There is a rush for the edge of the rock. Those who line up there see
the lean figures of the priests leaping down the wild trail. Their forms
can hardly be distinguished as they reach the desert and are dimly seen
to be kneeling in prayer over the snakes as they let them go, down to
the great plumed snake to beseech him to send rain, rain, rain, on the
corn and melons of his children up here.
The rest of the ceremony is purification. The priests come panting and
sweating up the rock. On the edge of the snake priests' kiva the women
bring out huge jars of mysterious brown liquid. The panting figures
kneel there in the now desert twilight and drink great draughts of this
liquor. Kneeling about over the rock they disgorge from their mouths
what they have been drinking. The merciful darkness is closing in
swiftly over this disgusting scene, participated in, however, in all
reverence by the priests and gazed upon in astonishing seriousness by
the spectators, for is it not all a part of the painful crucifying of
the flesh that these poor creatures have been subjecting themselves to
for centuries in their blind but constant desire to find God, the God of
the rain, the rain, the rain.
Gradually the priests disappear down into the kiva where a feast has
been prepared for them by the women. The great festival, which will not
occur again at Oraibi for two years, is over.

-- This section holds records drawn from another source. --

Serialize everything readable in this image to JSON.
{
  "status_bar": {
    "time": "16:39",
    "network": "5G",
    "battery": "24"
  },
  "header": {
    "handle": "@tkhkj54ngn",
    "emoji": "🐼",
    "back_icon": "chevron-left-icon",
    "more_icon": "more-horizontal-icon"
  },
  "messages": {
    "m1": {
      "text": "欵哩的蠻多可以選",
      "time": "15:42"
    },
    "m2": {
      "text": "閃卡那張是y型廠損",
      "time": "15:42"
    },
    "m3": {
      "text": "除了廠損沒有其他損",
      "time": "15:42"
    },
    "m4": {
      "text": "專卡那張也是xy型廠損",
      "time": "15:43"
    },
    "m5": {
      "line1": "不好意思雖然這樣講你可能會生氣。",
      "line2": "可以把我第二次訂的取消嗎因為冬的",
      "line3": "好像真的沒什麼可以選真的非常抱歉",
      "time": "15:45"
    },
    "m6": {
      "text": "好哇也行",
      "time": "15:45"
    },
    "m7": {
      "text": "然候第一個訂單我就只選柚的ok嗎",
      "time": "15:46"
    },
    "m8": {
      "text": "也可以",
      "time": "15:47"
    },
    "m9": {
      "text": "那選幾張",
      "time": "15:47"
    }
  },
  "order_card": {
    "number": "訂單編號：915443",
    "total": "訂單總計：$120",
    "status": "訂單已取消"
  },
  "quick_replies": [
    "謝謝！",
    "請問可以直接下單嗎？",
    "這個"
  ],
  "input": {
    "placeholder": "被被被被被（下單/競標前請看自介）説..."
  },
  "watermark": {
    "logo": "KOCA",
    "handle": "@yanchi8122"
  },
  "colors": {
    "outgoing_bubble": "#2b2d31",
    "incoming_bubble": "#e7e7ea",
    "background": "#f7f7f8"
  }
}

Paul sees Masters standing by him. In the dim light he realises with a
start as he looks up, that the tears are rolling down over Masters's
face.
"Oh, the people! How long will they seek after God in these ways! Oh,
for the power to open their eyes to see him as He is!"
Through the growing darkness groups of tourists and visitors pass,
choking the narrow paths between the houses, crowding into the trail
down to the wagons at the foot of the rock. Among the confusion of
chattering voices and exclamations one shrill voice of a girl penetrates
through to the hearing of Masters and Paul.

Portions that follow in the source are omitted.